Havalandırma işi halledilirse ve taşıma emniyeti açısından sorun çıkarmıyorsa, böyle sistemlerle çalışmanın kendine göre avantajları var.
Gerçek anlamda flora takibi yapılabilir. Gidilen yer nektar açısından kısır ise, hemen başka bir bölgeye geçilebilir. Yolu uzun olan bölgelere arada konaklayarak gidilebilir. Böylece uzun yolculuktan kaynaklanan yanma ve yoğun stres sorunları çıkmaz.
Tabi bir sistemi değerlendirirken, kendi yaptığınız arıcılık modelini referans almayın.
Arıcılık modellerimizi, kendi imkanlarımıza göre oluşturuyoruz.
Böyle bir sisteme geçildiğinde yapılacak arıcılık modeli de farklı olmak zorunda.
Bir traktör römorkuna yerleştirilebilen bu tür bir sistemi emekli günlerimde ben de kullanmak isterim.
20-30 km kısa mesafelerde taşımalı arıcılık yapmak için.
Bu sistemin çalışma düzeni tek katlı kovan gibi düşünülmüş.
Bana kalırsa bizi kullandığımız standart çerçeve yüksekliğinden daha yüksek çerçeve ölçüsü kullanılmış( dadant çerçeve ).
Burada tek kat ama 10 çerçeveli değil 20 ye yakın sayıda çerçeve var.
20 adet dadant çerçeve iç hacmi 25 adet langstroht çerçeve iç hacmini karşılar.
Bu demektir ki 80 bin arının kapladığı yaklaşık alandır.
Zaten dikkat edilirse çoğunlukla gezginci arıcılar ballık katını kullanmazlar, tek kuluçkalık katıyla arıcılık yaparlar.
Bu durumda kovanlar ballıklı çalışan gezginci arıcılar kadar arıyı kovanlarında bulundururlar.
Dikkat çekilmesi gereken bir konuda gezginci arıcılar çerçevelerin tam sırlanmasını beklemezler hatta hiç sırsız bile alırlar, balın suyunu başka yolla uçururlar.
Burada en dikkat edilecek durum çerçeve konumunun soğuk tip olması ve çalışma düzenini ona göre kurulması.
Arkadaşlarımız sistemin hem olumlu yönlerini hem olumsuz yönlerini belirtmişler. Sanırsam sağlıklı yaklaşım tarzı da bu olsa gerek.
Bazı arkadaşlarımız da sadece gördükleri sorun çıkarabilecek noktalara işaret etmişler. Bence onların bu görüşleri de önemlidir bu işe kafa yoranlar için. Onların bu düşüncelerini ciddiye alıp haklıysalar o konuda çözüm üretmek gerekir.

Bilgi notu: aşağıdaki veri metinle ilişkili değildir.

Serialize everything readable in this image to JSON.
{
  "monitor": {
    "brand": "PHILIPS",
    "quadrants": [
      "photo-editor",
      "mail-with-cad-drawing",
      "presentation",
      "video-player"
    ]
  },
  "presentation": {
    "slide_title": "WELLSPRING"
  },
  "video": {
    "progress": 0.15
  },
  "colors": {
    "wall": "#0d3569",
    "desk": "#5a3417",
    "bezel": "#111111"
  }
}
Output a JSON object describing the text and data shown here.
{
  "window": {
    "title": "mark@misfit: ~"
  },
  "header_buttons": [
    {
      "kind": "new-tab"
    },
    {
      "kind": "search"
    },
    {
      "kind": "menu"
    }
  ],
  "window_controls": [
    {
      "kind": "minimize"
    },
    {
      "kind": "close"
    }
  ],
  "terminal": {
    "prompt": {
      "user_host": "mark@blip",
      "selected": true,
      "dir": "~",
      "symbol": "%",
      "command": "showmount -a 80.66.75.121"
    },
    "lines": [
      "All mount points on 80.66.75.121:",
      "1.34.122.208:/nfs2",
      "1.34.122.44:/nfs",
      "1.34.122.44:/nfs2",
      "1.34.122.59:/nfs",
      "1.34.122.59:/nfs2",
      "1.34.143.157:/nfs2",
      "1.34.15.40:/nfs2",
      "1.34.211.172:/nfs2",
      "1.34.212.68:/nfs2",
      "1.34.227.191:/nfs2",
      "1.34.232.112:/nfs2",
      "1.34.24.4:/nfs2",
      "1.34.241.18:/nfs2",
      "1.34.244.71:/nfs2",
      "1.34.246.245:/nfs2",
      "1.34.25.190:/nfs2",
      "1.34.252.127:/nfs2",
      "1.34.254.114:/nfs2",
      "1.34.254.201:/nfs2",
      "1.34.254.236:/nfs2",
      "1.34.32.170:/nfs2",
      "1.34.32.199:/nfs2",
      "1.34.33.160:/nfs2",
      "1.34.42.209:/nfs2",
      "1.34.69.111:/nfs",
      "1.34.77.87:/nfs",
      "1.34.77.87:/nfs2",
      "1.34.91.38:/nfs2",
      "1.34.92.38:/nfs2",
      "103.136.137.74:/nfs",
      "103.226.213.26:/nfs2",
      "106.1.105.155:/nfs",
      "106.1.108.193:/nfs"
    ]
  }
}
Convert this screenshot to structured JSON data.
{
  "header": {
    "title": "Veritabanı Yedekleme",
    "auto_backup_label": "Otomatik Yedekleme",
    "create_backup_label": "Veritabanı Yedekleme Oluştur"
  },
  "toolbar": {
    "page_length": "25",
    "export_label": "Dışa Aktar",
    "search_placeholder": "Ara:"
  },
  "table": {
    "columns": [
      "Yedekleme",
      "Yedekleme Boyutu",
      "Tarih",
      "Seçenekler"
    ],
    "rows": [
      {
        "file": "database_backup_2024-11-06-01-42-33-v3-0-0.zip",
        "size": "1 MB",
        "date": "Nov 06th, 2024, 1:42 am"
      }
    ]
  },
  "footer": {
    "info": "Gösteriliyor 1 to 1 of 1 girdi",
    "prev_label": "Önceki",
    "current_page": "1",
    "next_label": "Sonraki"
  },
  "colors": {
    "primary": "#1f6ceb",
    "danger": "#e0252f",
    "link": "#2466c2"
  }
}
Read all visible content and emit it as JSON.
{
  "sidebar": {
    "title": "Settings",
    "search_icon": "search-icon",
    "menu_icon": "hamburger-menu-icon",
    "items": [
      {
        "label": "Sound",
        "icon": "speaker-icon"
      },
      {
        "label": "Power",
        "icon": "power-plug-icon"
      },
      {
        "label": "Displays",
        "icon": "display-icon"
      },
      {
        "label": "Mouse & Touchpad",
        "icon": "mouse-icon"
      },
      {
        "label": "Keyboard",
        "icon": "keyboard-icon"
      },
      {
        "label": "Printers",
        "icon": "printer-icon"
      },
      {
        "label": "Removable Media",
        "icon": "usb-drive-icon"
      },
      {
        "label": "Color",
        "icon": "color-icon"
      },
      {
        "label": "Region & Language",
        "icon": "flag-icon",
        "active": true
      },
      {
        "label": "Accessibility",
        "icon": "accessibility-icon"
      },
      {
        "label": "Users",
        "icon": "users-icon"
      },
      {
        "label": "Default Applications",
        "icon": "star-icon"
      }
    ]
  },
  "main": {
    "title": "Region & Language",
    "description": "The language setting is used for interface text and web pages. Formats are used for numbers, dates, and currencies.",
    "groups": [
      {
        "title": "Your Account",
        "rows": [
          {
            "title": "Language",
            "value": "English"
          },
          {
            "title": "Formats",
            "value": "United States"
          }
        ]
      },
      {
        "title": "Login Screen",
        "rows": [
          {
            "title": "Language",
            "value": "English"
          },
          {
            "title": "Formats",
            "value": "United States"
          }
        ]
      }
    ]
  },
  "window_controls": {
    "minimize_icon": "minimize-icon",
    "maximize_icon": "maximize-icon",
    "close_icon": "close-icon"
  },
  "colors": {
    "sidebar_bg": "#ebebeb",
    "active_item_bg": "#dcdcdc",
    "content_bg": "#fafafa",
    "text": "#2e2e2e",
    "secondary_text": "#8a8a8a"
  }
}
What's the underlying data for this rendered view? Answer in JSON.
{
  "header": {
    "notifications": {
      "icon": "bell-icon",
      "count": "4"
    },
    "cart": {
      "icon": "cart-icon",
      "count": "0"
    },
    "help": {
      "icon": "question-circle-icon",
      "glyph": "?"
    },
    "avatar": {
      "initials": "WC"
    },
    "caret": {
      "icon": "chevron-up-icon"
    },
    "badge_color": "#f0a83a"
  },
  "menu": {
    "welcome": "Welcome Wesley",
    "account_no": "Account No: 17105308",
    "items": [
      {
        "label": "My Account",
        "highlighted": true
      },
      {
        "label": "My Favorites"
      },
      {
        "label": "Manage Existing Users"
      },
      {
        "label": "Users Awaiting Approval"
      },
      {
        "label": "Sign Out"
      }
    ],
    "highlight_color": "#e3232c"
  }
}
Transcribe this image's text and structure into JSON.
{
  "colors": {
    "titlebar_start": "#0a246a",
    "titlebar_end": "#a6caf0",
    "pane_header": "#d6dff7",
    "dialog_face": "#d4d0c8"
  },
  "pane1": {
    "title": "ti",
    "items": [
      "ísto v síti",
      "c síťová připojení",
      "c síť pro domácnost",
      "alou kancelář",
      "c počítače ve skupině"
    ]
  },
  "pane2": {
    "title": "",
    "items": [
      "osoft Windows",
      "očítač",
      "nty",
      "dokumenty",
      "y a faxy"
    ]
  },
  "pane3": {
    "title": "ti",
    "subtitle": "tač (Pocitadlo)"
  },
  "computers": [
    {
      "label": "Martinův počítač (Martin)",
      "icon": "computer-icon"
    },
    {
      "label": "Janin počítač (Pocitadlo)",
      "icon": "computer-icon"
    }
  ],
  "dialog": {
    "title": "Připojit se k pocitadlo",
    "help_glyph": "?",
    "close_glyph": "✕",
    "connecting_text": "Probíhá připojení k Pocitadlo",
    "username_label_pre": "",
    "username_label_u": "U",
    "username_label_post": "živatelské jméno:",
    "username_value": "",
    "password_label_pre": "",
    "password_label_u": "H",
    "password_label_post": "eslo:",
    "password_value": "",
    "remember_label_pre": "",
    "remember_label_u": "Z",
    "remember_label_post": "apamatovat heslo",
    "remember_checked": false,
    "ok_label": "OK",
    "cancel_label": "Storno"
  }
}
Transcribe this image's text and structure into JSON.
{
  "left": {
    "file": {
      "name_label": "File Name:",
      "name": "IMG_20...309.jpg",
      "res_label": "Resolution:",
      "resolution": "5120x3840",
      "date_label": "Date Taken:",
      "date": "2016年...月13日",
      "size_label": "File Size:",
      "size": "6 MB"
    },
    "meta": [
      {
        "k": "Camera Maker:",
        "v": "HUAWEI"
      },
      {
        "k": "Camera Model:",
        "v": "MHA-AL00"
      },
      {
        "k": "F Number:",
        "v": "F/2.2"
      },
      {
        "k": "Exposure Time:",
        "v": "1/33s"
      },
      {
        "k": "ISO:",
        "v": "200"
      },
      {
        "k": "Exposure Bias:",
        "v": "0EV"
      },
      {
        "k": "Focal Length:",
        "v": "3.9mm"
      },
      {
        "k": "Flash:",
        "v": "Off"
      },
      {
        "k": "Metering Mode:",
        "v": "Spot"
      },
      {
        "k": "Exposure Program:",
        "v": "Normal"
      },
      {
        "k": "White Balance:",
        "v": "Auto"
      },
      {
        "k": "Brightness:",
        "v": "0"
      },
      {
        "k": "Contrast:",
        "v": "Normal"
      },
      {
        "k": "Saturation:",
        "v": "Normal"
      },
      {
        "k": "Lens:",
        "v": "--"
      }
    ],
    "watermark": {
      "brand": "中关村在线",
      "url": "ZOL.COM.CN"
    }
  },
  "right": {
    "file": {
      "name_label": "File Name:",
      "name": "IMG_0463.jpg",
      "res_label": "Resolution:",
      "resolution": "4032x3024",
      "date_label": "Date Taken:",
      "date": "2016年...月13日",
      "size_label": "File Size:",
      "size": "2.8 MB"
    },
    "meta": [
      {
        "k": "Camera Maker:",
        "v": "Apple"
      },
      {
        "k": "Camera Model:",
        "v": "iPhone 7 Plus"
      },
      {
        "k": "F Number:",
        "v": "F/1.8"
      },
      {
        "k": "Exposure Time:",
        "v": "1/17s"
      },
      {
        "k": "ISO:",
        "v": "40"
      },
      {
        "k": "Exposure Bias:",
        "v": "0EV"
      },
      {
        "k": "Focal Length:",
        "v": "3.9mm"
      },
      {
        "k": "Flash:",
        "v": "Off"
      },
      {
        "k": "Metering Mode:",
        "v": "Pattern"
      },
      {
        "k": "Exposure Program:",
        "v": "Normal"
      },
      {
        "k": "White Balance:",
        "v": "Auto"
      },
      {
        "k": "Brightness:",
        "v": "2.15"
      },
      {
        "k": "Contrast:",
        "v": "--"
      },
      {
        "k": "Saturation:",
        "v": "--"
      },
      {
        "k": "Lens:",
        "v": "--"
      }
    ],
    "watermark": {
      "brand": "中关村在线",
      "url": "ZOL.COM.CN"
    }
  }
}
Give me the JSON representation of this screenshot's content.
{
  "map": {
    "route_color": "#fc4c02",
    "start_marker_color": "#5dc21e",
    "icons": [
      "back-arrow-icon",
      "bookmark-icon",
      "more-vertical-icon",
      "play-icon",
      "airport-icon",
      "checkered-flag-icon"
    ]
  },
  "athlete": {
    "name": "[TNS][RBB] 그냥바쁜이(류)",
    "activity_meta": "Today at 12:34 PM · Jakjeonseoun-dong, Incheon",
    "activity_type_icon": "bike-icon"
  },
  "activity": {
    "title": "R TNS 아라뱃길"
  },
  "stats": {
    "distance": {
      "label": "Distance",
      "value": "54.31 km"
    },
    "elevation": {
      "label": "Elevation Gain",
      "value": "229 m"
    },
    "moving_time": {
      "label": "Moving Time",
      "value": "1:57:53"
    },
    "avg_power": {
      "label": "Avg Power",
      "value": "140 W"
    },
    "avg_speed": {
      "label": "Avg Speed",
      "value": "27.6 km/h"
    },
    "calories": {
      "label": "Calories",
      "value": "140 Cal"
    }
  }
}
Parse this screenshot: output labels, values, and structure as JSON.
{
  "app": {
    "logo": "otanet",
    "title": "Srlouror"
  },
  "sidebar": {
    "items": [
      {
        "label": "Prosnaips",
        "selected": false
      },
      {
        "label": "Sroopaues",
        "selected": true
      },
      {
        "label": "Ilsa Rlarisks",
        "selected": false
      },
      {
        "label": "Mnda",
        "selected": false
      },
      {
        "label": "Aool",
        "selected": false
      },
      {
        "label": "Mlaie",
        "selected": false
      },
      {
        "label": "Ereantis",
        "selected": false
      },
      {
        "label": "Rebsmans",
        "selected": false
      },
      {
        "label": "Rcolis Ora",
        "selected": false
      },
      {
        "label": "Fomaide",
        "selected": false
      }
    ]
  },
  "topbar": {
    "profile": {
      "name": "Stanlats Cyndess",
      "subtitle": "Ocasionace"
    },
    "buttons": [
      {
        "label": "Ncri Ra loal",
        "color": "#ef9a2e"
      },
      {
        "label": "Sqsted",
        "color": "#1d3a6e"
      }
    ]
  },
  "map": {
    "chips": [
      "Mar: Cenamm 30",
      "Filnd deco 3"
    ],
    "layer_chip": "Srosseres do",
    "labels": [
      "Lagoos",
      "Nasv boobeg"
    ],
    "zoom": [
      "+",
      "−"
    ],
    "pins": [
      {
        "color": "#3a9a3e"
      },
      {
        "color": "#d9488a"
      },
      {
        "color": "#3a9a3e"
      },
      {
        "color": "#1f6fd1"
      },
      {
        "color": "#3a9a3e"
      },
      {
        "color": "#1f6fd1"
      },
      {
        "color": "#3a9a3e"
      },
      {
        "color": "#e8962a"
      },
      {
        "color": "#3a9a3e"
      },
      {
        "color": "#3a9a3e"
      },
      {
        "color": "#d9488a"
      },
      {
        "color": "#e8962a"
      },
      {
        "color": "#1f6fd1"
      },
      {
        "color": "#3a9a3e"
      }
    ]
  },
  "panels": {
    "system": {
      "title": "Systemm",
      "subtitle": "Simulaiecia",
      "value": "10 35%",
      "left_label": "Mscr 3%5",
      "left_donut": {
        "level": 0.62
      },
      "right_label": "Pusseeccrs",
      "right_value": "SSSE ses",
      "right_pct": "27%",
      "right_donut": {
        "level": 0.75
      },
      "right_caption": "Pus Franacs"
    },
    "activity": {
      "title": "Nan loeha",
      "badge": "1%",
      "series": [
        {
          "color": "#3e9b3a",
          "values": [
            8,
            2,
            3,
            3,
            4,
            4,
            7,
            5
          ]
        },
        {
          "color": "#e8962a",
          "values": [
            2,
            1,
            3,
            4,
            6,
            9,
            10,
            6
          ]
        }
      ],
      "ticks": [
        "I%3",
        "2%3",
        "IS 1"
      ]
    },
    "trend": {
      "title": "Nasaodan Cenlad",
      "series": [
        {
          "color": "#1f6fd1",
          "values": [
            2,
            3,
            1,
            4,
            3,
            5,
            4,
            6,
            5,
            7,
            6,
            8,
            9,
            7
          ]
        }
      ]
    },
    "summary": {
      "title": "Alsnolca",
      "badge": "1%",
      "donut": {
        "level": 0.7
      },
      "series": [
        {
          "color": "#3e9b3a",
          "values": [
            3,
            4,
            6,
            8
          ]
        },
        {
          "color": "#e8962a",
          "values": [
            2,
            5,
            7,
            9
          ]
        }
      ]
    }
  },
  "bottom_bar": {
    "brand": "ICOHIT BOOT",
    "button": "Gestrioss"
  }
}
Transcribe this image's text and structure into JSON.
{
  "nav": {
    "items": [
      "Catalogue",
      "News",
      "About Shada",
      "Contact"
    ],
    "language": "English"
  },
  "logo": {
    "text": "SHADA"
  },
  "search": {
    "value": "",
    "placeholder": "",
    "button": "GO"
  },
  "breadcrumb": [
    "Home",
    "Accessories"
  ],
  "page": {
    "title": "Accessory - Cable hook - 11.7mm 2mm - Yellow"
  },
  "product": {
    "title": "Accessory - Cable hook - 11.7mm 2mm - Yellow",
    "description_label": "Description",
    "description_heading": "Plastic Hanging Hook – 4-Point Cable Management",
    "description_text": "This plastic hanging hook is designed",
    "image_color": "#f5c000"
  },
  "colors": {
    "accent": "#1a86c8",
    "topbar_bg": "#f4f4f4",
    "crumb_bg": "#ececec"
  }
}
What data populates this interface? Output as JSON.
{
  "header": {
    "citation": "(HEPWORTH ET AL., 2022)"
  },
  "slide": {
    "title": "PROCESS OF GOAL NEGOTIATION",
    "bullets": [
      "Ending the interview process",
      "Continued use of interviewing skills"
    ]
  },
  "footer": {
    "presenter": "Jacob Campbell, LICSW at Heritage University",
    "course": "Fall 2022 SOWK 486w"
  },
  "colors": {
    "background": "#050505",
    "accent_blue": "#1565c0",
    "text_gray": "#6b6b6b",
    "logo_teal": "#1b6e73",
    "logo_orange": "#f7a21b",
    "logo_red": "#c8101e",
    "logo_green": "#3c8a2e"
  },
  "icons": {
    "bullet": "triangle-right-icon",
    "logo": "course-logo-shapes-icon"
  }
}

Hangi kitapta olduğunu hatırlamıyorum. 12+12 çerçeveli yatay bir kovan planı görmüş ve yapıp uygulamıştım. Kovan iki adet kare bölmeden oluşuyor ve hem soğuk hem sıcak tipte çalışabiliyordu. 12 adet çerçeve genişliği bir adet çerçeve uzunluğuna denk geliyordu. Ortasına hem çıta konabilen hem de (özel) ana ızgarası takılabilen bir bölme yerleştirmiştim. Kuluçkalık çerçevelerini kışın sıcak tipte yazın soğuk tipte yerleştirerek denemiştim. Kovanın arka yüzüne de bir havalandırma ve gözlem deliği açmıştım. Kovan sorunsuz çalışıyordu ancak biraz hantal bir yapısı vardı ve taşıması zordu. O nedenle eskiyince yenisini yapmadım.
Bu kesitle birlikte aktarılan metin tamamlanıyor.